Gradually, the stars darkened and I could see nothing in the sky. Some time later I thought I could just make out the outlines of the tree branches against the sky. I wasn’t sure so I continued to watch. Sure enough, the light was coming. I could not bring myself to make noise yet because I still couldn’t make out the definition of the branches much less even begin to shoot yet. Yes, the sky was definitely brightening. I decided to rise to a standing position and reached out for my bow, so as not to knock it off of the platform, and then I heard the dogs.

In the distance I heard dogs barking. I thought it must be the farmer letting them out for their morning romp and did not get worried until I heard the first shot. “Shot?” I thought, “Who would be shooting at this time of the morning during archery season?” The dogs were still barking, then the second and third shots came. I heard two shots from another direction and some more dogs.

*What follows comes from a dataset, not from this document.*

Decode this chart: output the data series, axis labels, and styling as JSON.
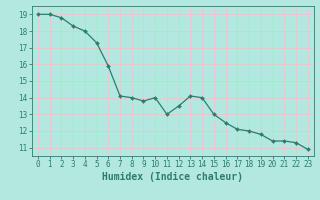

It was only then that I put the late arrivals, the fancy rigs, the late sleepers, shotguns and dogs together. It was also the opening day of white-wing dove season!

I thought frantically to my self “Maybe all of this blasting of the woods will scare a deer my way.” It sounded like good idea at the time. Then I heard another shot. This time it was much closer than the rest, and then a cloud of pellets came flying through the branches of the nearby trees. That’s when I yanked off my camouflage head net, hat and top coat. I was not about to be blasted by some hung-over Bozo with a twelve gauge just because he thought he had seen something moving in the trees. I came down off of my stand and made great show about walking up the center of the pipeline cut and back to Suzi, making myself highly visible to God and all His creatures.

Back home I skulked around for a few days, nursing my bruised ego, and slowly came upon the realization that even though my plan to elevate my status to Great White Hunter With a Bow had fallen flat on its face, I had learned a lot from the experience and had been rewarded with great fun in the scouting, planning, practice and execution of my safari to The Big Thicket.

Now I make certain that there are no overlapping seasons before I begin laying my well made plans, and I haven’t been run off any stands by any heavily armed Bozos recently.